Row-reading costs
When the database server needs to examine a row that is not already in memory, it must read that row from disk. The database server does not read only one row; it reads the entire page that contains the row. If the row spans more than one page, it reads all of the pages.
The actual cost of reading a page is variable and hard to predict. The actual cost is a combination of the factors shown in the following table.

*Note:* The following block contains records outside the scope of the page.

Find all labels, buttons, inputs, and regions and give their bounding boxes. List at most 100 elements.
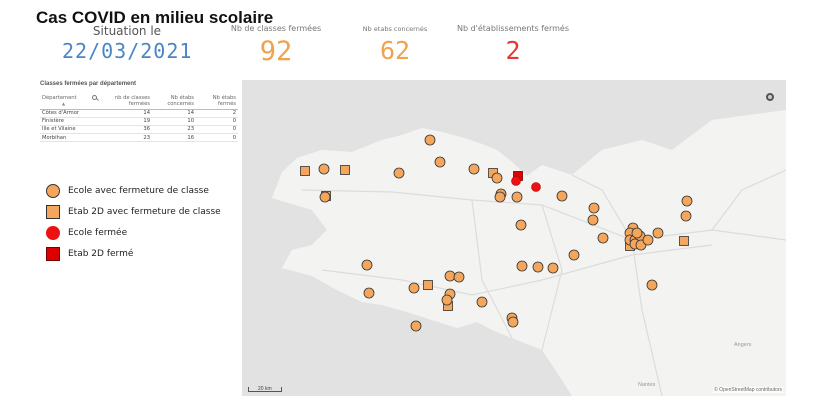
school-marker[interactable] bbox=[453, 271, 465, 283]
column-header-label: Département bbox=[42, 94, 77, 101]
kpi-closed-classes[interactable]: Nb de classes fermées 92 bbox=[218, 24, 334, 67]
legend-item: Etab 2D fermé bbox=[46, 243, 221, 264]
table-cell: Morbihan bbox=[40, 133, 102, 143]
school-marker[interactable] bbox=[680, 210, 692, 222]
table-row[interactable]: Ille et Vilaine 36 23 0 bbox=[40, 125, 238, 135]
orange-circle-icon bbox=[46, 183, 60, 198]
kpi-etabs-concerned[interactable]: Nb etabs concernés 62 bbox=[350, 25, 440, 65]
legend-label: Ecole avec fermeture de classe bbox=[68, 185, 209, 196]
kpi-closed-classes-value: 92 bbox=[259, 36, 293, 67]
closed-school-marker[interactable] bbox=[511, 176, 521, 186]
table-cell: 14 bbox=[102, 109, 152, 118]
school-marker[interactable] bbox=[568, 249, 580, 261]
kpi-closed-etabs-value: 2 bbox=[505, 36, 521, 65]
situation-kpi: Situation le 22/03/2021 bbox=[62, 24, 192, 63]
school-marker[interactable] bbox=[408, 282, 420, 294]
kpi-etabs-concerned-value: 62 bbox=[379, 36, 411, 65]
table-cell: 23 bbox=[102, 133, 152, 143]
table-cell: 0 bbox=[196, 125, 238, 135]
kpi-closed-classes-label: Nb de classes fermées bbox=[230, 24, 322, 33]
map-legend: Ecole avec fermeture de classe Etab 2D a… bbox=[46, 180, 221, 264]
school-marker[interactable] bbox=[468, 163, 480, 175]
table-cell: 0 bbox=[196, 117, 238, 126]
school-marker[interactable] bbox=[547, 262, 559, 274]
school-marker[interactable] bbox=[642, 234, 654, 246]
school-marker[interactable] bbox=[511, 191, 523, 203]
map-settings-icon[interactable] bbox=[766, 93, 774, 101]
table-cell: 19 bbox=[102, 117, 152, 126]
table-cell: 23 bbox=[152, 125, 196, 135]
situation-date: 22/03/2021 bbox=[62, 39, 193, 63]
school-marker[interactable] bbox=[507, 316, 519, 328]
red-square-icon bbox=[46, 246, 60, 261]
legend-label: Etab 2D avec fermeture de classe bbox=[68, 206, 221, 217]
column-header-closed[interactable]: Nb étabs fermés bbox=[196, 90, 238, 110]
etab-2d-marker[interactable] bbox=[300, 166, 310, 176]
table-cell: Finistère bbox=[40, 117, 102, 126]
kpi-closed-etabs-label: Nb d'établissements fermés bbox=[456, 24, 570, 33]
city-label: Angers bbox=[734, 342, 752, 348]
table-cell: 2 bbox=[196, 109, 238, 118]
table-cell: 36 bbox=[102, 125, 152, 135]
table-row[interactable]: Morbihan 23 16 0 bbox=[40, 133, 238, 143]
school-marker[interactable] bbox=[631, 227, 643, 239]
school-marker[interactable] bbox=[646, 279, 658, 291]
school-marker[interactable] bbox=[424, 134, 436, 146]
closed-school-marker[interactable] bbox=[531, 182, 541, 192]
table-title: Classes fermées par département bbox=[40, 81, 137, 87]
table-cell: Côtes d'Armor bbox=[40, 109, 102, 118]
city-label: Nantes bbox=[638, 382, 656, 388]
etab-2d-marker[interactable] bbox=[679, 236, 689, 246]
map-scale: 20 km bbox=[248, 387, 282, 392]
school-marker[interactable] bbox=[318, 163, 330, 175]
map-view[interactable]: Angers Nantes 20 km © OpenStreetMap cont… bbox=[242, 80, 786, 396]
etab-2d-marker[interactable] bbox=[340, 165, 350, 175]
column-header-department[interactable]: Département ▲ bbox=[40, 90, 102, 110]
legend-item: Ecole fermée bbox=[46, 222, 221, 243]
school-marker[interactable] bbox=[441, 294, 453, 306]
school-marker[interactable] bbox=[319, 191, 331, 203]
school-marker[interactable] bbox=[363, 287, 375, 299]
table-row[interactable]: Finistère 19 10 0 bbox=[40, 117, 238, 126]
legend-label: Etab 2D fermé bbox=[68, 248, 134, 259]
school-marker[interactable] bbox=[476, 296, 488, 308]
table-cell: 14 bbox=[152, 109, 196, 118]
school-marker[interactable] bbox=[491, 172, 503, 184]
table-cell: 10 bbox=[152, 117, 196, 126]
column-header-classes[interactable]: nb de classes fermées bbox=[102, 90, 152, 110]
school-marker[interactable] bbox=[681, 195, 693, 207]
school-marker[interactable] bbox=[587, 214, 599, 226]
school-marker[interactable] bbox=[515, 219, 527, 231]
red-circle-icon bbox=[46, 225, 60, 240]
kpi-closed-etabs[interactable]: Nb d'établissements fermés 2 bbox=[448, 24, 578, 65]
etab-2d-marker[interactable] bbox=[423, 280, 433, 290]
school-marker[interactable] bbox=[556, 190, 568, 202]
table-row[interactable]: Côtes d'Armor 14 14 2 bbox=[40, 109, 238, 118]
sort-ascending-icon: ▲ bbox=[62, 100, 66, 106]
school-marker[interactable] bbox=[597, 232, 609, 244]
school-marker[interactable] bbox=[494, 191, 506, 203]
school-marker[interactable] bbox=[532, 261, 544, 273]
school-marker[interactable] bbox=[444, 270, 456, 282]
school-marker[interactable] bbox=[588, 202, 600, 214]
school-marker[interactable] bbox=[361, 259, 373, 271]
school-marker[interactable] bbox=[652, 227, 664, 239]
department-table: Département ▲ nb de classes fermées Nb é… bbox=[40, 90, 238, 143]
school-marker[interactable] bbox=[434, 156, 446, 168]
school-marker[interactable] bbox=[393, 167, 405, 179]
legend-label: Ecole fermée bbox=[68, 227, 128, 238]
school-marker[interactable] bbox=[516, 260, 528, 272]
map-canvas[interactable] bbox=[242, 80, 786, 396]
search-icon[interactable] bbox=[92, 94, 98, 100]
map-credit[interactable]: © OpenStreetMap contributors bbox=[713, 387, 783, 393]
table-cell: 0 bbox=[196, 133, 238, 143]
column-header-etabs[interactable]: Nb étabs concernés bbox=[152, 90, 196, 110]
kpi-etabs-concerned-label: Nb etabs concernés bbox=[362, 25, 428, 33]
situation-label: Situation le bbox=[92, 24, 162, 38]
orange-square-icon bbox=[46, 204, 60, 219]
table-cell: Ille et Vilaine bbox=[40, 125, 102, 135]
legend-item: Etab 2D avec fermeture de classe bbox=[46, 201, 221, 222]
school-marker[interactable] bbox=[410, 320, 422, 332]
legend-item: Ecole avec fermeture de classe bbox=[46, 180, 221, 201]
table-cell: 16 bbox=[152, 133, 196, 143]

Factor | Effect of Factor |
---|---|
Buffering | If the needed page is in a page buffer already, the cost to read is nearly zero. |
Contention | If two or more applications require access to the disk hardware, I/O requests can be delayed. |
Seek time | The slowest thing that a disk does is to seek; that is, to move the access arm to the track that holds the data. Seek time depends on the speed of the disk and the location of the disk arm when the operation starts. Seek time varies from zero to nearly a second. |
Latency | The transfer cannot start until the beginning of the page rotates under the access arm. This latency, or rotational delay, depends on the speed of the disk and on the position of the disk when the operation starts. Latency can vary from zero to a few milliseconds. |
The time cost of reading a page can vary from microseconds for a page that is already in a buffer, to a few milliseconds when contention is zero and the disk arm is already in position, to hundreds of milliseconds when the page is in contention and the disk arm is over a distant cylinder of the disk.